In the first half of the 1980s a succession of high profile and deeply controversial trials took place in Northern Ireland on the evidence of 'supergrasses' from loyalist and republican paramilitary organisations prepared to betray large numbers of their former alleged confederates in return for immunity from prosecution or lenient sentences and new identities outside Northern Ireland.
This, the first thoroughly-researched book-length study of this process, not only carefully documents the central trials - some of which were larger than any other criminal proceedings in the UK or Ireland - but also opens a rare window on the highly secret world of the terrorist groups concerned.
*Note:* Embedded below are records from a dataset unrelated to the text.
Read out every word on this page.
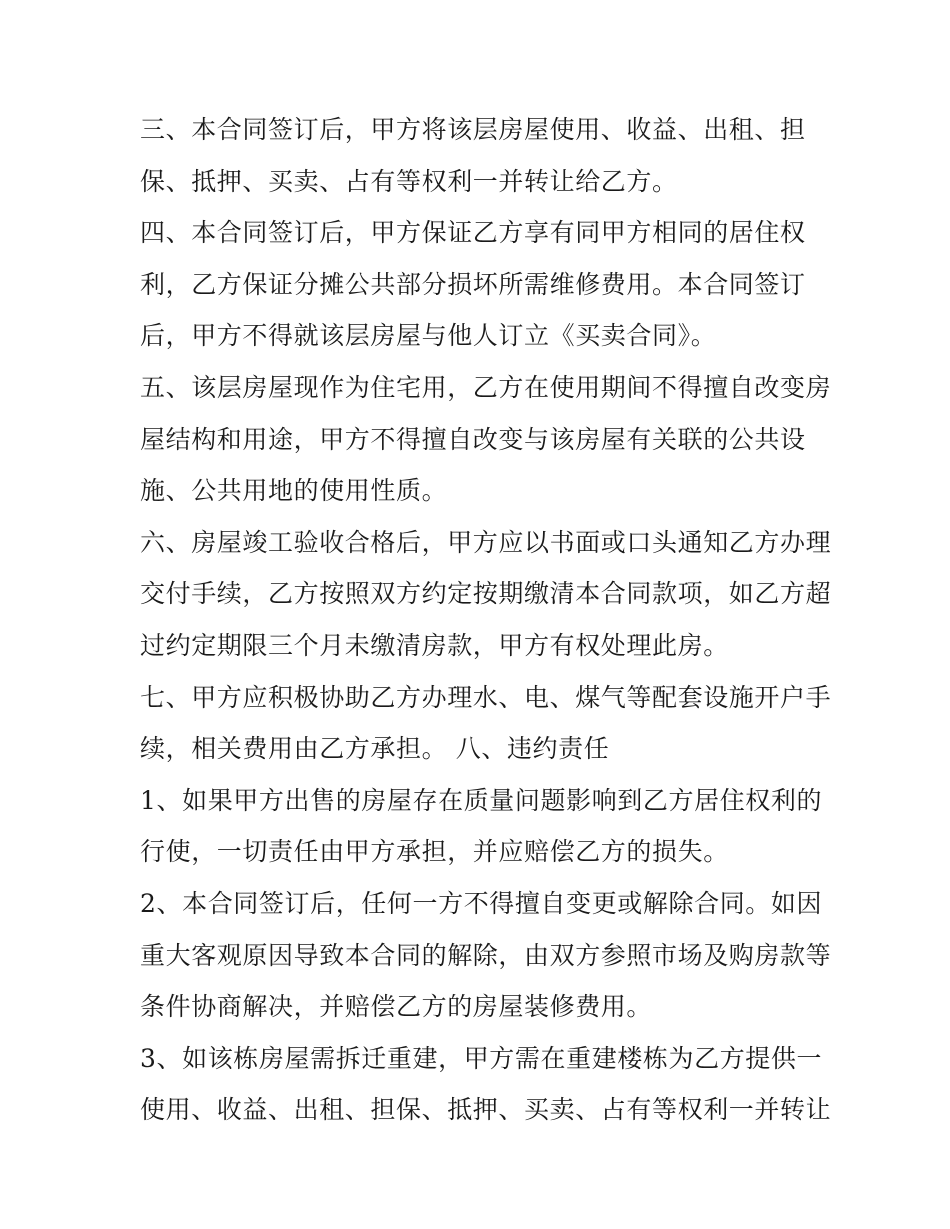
三、本合同签订后，甲方将该层房屋使用、收益、出租、担
保、抵押、买卖、占有等权利一并转让给乙方。
四、本合同签订后，甲方保证乙方享有同甲方相同的居住权
利，乙方保证分摊公共部分损坏所需维修费用。本合同签订
后，甲方不得就该层房屋与他人订立《买卖合同》。
五、该层房屋现作为住宅用，乙方在使用期间不得擅自改变房
屋结构和用途，甲方不得擅自改变与该房屋有关联的公共设
施、公共用地的使用性质。
六、房屋竣工验收合格后，甲方应以书面或口头通知乙方办理
交付手续，乙方按照双方约定按期缴清本合同款项，如乙方超
过约定期限三个月未缴清房款，甲方有权处理此房。
七、甲方应积极协助乙方办理水、电、煤气等配套设施开户手
续，相关费用由乙方承担。 八、违约责任
1、如果甲方出售的房屋存在质量问题影响到乙方居住权利的
行使，一切责任由甲方承担，并应赔偿乙方的损失。
2、本合同签订后，任何一方不得擅自变更或解除合同。如因
重大客观原因导致本合同的解除，由双方参照市场及购房款等
条件协商解决，并赔偿乙方的房屋装修费用。
3、如该栋房屋需拆迁重建，甲方需在重建楼栋为乙方提供一
使用、收益、出租、担保、抵押、买卖、占有等权利一并转让
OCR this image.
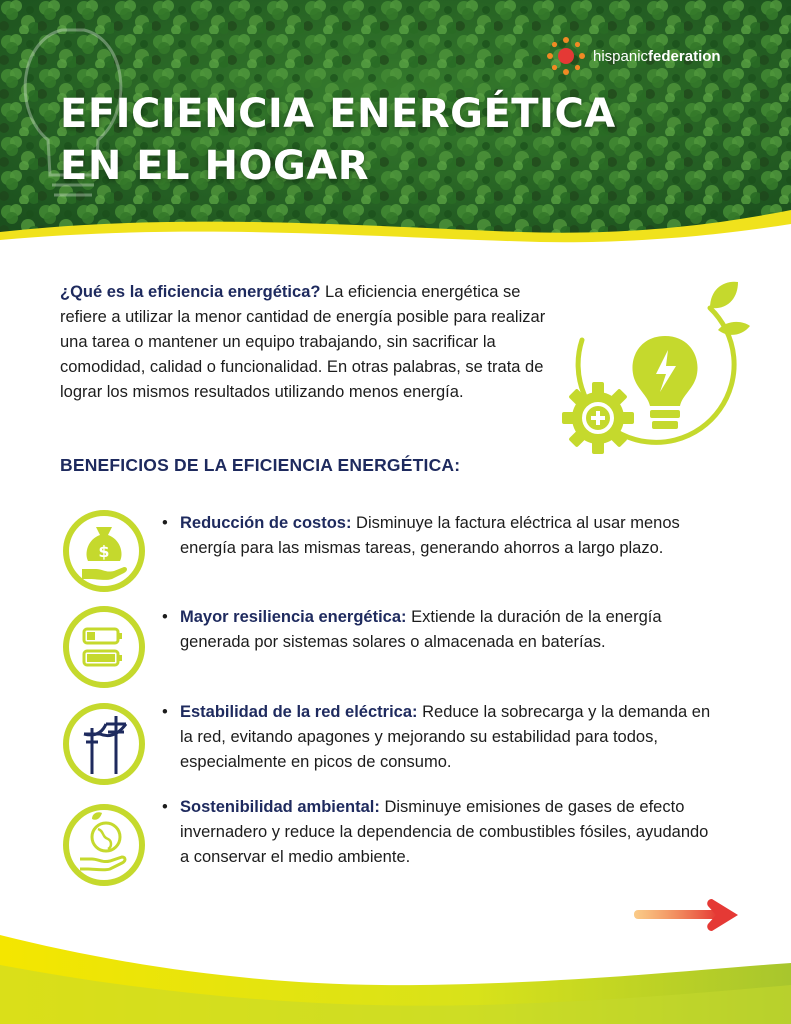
EFICIENCIA ENERGÉTICA
EN EL HOGAR
hispanicfederation

¿Qué es la eficiencia energética? La eficiencia energética se refiere a utilizar la menor cantidad de energía posible para realizar una tarea o mantener un equipo trabajando, sin sacrificar la comodidad, calidad o funcionalidad. En otras palabras, se trata de lograr los mismos resultados utilizando menos energía.

BENEFICIOS DE LA EFICIENCIA ENERGÉTICA:
$
• Reducción de costos: Disminuye la factura eléctrica al usar menos energía para las mismas tareas, generando ahorros a largo plazo.
• Mayor resiliencia energética: Extiende la duración de la energía generada por sistemas solares o almacenada en baterías.
• Estabilidad de la red eléctrica: Reduce la sobrecarga y la demanda en la red, evitando apagones y mejorando su estabilidad para todos, especialmente en picos de consumo.
• Sostenibilidad ambiental: Disminuye emisiones de gases de efecto invernadero y reduce la dependencia de combustibles fósiles, ayudando a conservar el medio ambiente.
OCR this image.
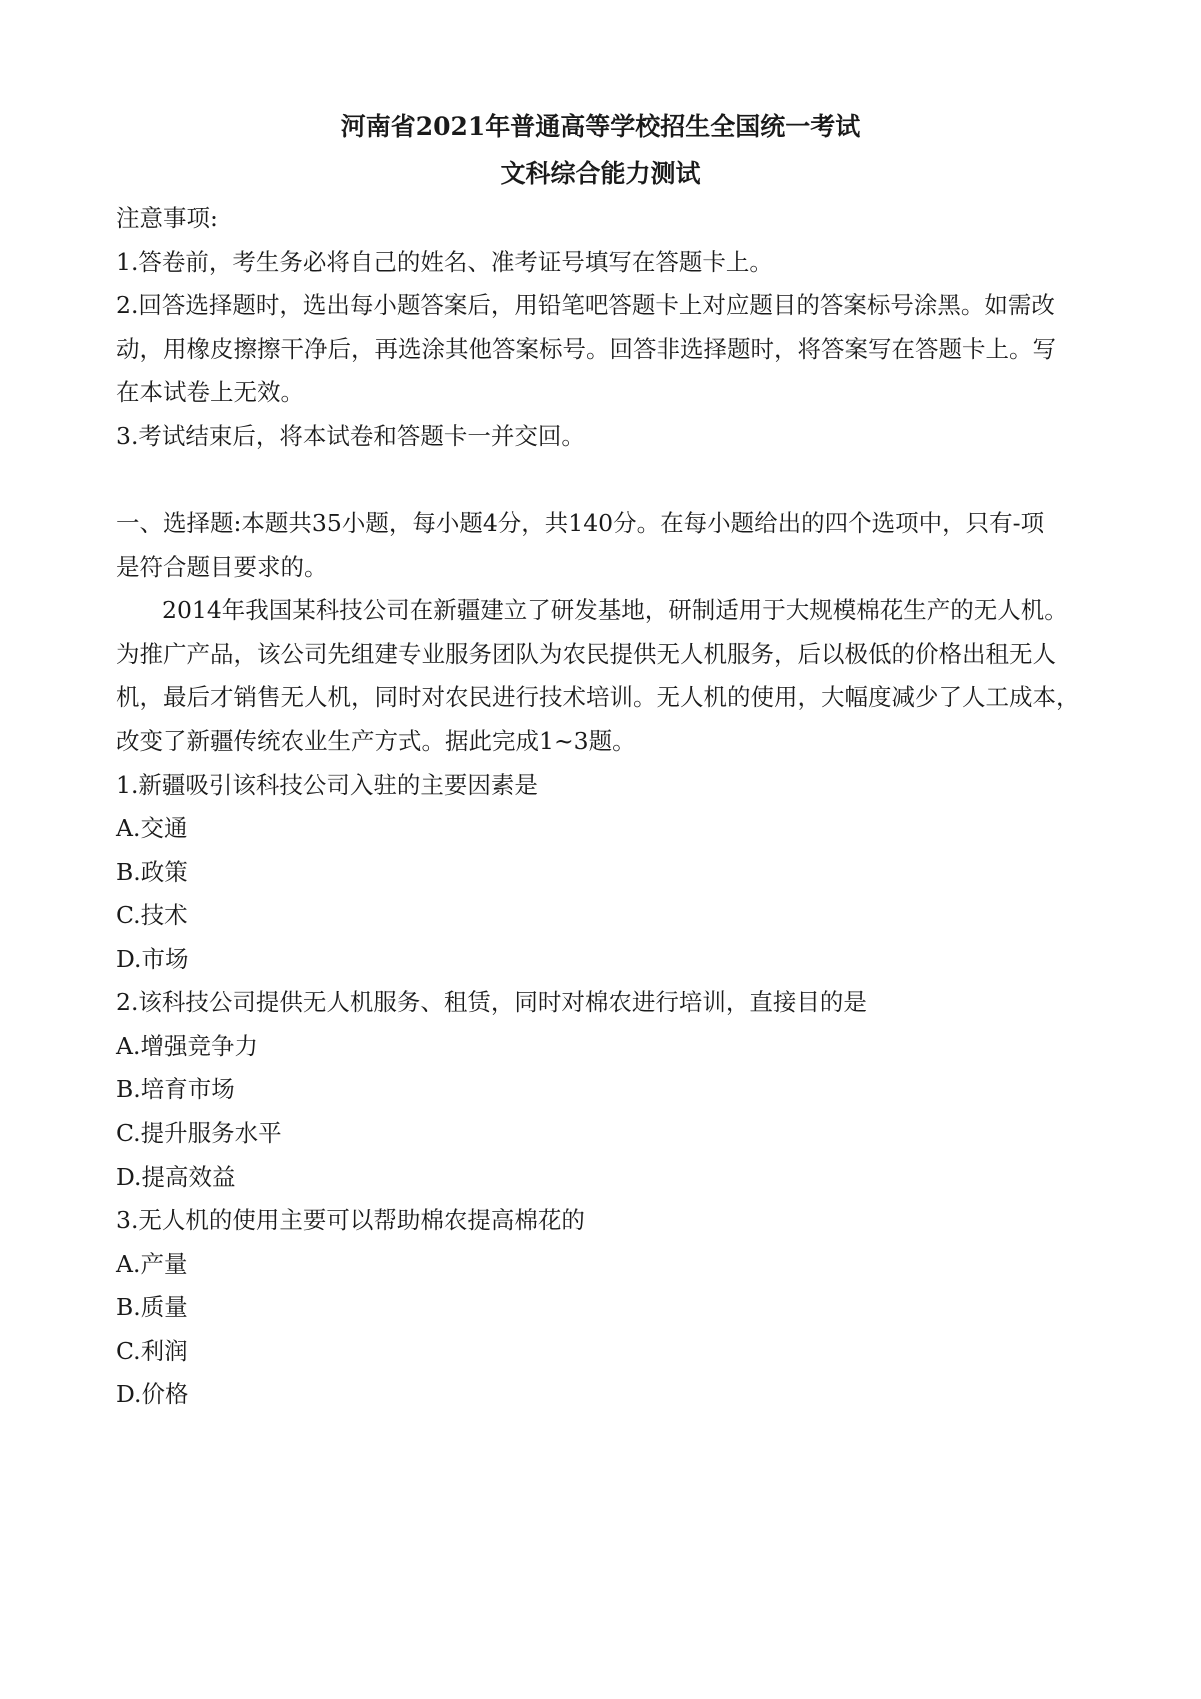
河南省2021年普通高等学校招生全国统一考试
文科综合能力测试
注意事项:
1.答卷前，考生务必将自己的姓名、准考证号填写在答题卡上。
2.回答选择题时，选出每小题答案后，用铅笔吧答题卡上对应题目的答案标号涂黑。如需改
动，用橡皮擦擦干净后，再选涂其他答案标号。回答非选择题时，将答案写在答题卡上。写
在本试卷上无效。
3.考试结束后，将本试卷和答题卡一并交回。
一、选择题:本题共35小题，每小题4分，共140分。在每小题给出的四个选项中，只有-项
是符合题目要求的。
2014年我国某科技公司在新疆建立了研发基地，研制适用于大规模棉花生产的无人机。
为推广产品，该公司先组建专业服务团队为农民提供无人机服务，后以极低的价格出租无人
机，最后才销售无人机，同时对农民进行技术培训。无人机的使用，大幅度减少了人工成本，
改变了新疆传统农业生产方式。据此完成1~3题。
1.新疆吸引该科技公司入驻的主要因素是
A.交通
B.政策
C.技术
D.市场
2.该科技公司提供无人机服务、租赁，同时对棉农进行培训，直接目的是
A.增强竞争力
B.培育市场
C.提升服务水平
D.提高效益
3.无人机的使用主要可以帮助棉农提高棉花的
A.产量
B.质量
C.利润
D.价格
The origins of the supergrass system are traced through the complex web of intelligence gathering and counter-terrorist policy in Northern Ireland, and the broader criminal justice and criminological issues are fully explored.
The author also compares and contrasts the failure of the supergrass experiment in Northern Ireland with its much more successful counterparts in England, the United States, Italy and Germany, and considers why France and Spain chose not to go down the supergrass path.
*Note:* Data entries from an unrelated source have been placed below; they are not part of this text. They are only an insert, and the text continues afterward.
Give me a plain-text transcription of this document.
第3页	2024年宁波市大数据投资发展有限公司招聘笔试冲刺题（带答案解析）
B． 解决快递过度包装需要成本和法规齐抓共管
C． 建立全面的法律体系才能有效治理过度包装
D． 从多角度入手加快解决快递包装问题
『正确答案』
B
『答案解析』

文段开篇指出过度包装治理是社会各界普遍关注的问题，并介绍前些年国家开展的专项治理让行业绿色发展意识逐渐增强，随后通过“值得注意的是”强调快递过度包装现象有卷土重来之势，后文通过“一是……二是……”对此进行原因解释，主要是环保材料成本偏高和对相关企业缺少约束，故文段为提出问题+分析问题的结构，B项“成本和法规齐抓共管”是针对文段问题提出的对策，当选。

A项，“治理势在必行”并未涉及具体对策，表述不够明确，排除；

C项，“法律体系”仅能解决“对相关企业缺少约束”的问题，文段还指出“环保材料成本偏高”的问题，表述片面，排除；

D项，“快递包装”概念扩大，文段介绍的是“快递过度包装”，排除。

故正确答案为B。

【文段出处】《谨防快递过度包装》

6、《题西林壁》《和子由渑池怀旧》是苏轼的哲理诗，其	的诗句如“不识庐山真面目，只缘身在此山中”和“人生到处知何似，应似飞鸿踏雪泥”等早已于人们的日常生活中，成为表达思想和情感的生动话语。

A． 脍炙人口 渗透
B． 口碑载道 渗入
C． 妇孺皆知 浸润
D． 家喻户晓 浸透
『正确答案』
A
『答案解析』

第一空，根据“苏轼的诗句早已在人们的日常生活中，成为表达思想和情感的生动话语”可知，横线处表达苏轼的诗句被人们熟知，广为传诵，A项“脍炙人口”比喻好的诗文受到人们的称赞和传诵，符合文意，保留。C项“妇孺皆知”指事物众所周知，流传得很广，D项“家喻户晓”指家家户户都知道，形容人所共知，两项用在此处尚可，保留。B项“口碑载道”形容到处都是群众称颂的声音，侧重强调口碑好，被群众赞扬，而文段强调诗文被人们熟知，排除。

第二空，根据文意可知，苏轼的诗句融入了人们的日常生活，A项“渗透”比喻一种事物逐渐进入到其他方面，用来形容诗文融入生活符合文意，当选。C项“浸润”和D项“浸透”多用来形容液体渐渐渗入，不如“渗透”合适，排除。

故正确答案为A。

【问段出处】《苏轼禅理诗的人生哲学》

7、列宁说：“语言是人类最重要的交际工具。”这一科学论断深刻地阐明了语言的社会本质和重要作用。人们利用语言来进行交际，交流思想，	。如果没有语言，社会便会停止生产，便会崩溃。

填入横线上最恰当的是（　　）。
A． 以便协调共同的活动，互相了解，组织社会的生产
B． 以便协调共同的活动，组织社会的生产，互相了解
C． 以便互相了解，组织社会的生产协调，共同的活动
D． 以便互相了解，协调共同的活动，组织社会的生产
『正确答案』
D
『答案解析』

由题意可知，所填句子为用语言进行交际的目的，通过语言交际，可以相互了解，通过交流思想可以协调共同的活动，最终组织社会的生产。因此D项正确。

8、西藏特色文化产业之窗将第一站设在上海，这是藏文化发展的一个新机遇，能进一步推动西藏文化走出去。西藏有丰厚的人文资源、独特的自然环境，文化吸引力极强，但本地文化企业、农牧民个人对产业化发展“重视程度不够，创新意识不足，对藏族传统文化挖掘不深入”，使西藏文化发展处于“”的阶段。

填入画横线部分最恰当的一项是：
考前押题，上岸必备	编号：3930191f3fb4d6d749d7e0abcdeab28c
The publication of this book could hardly be more timely. Northern Ireland is once again at the top of the political agenda in the United Kingdom and Ireland, and the recent ceasefires have ensured that the Troubles are the focus of renewed international attention.
The need for strong due process rights in the criminal justice system as part of an overall settlement of the Ulster conflict is firmly underlined, and the study adds further support to the case for more effective mechanisms of public accountability over policing and intelligence-gathering in liberal democracies generally.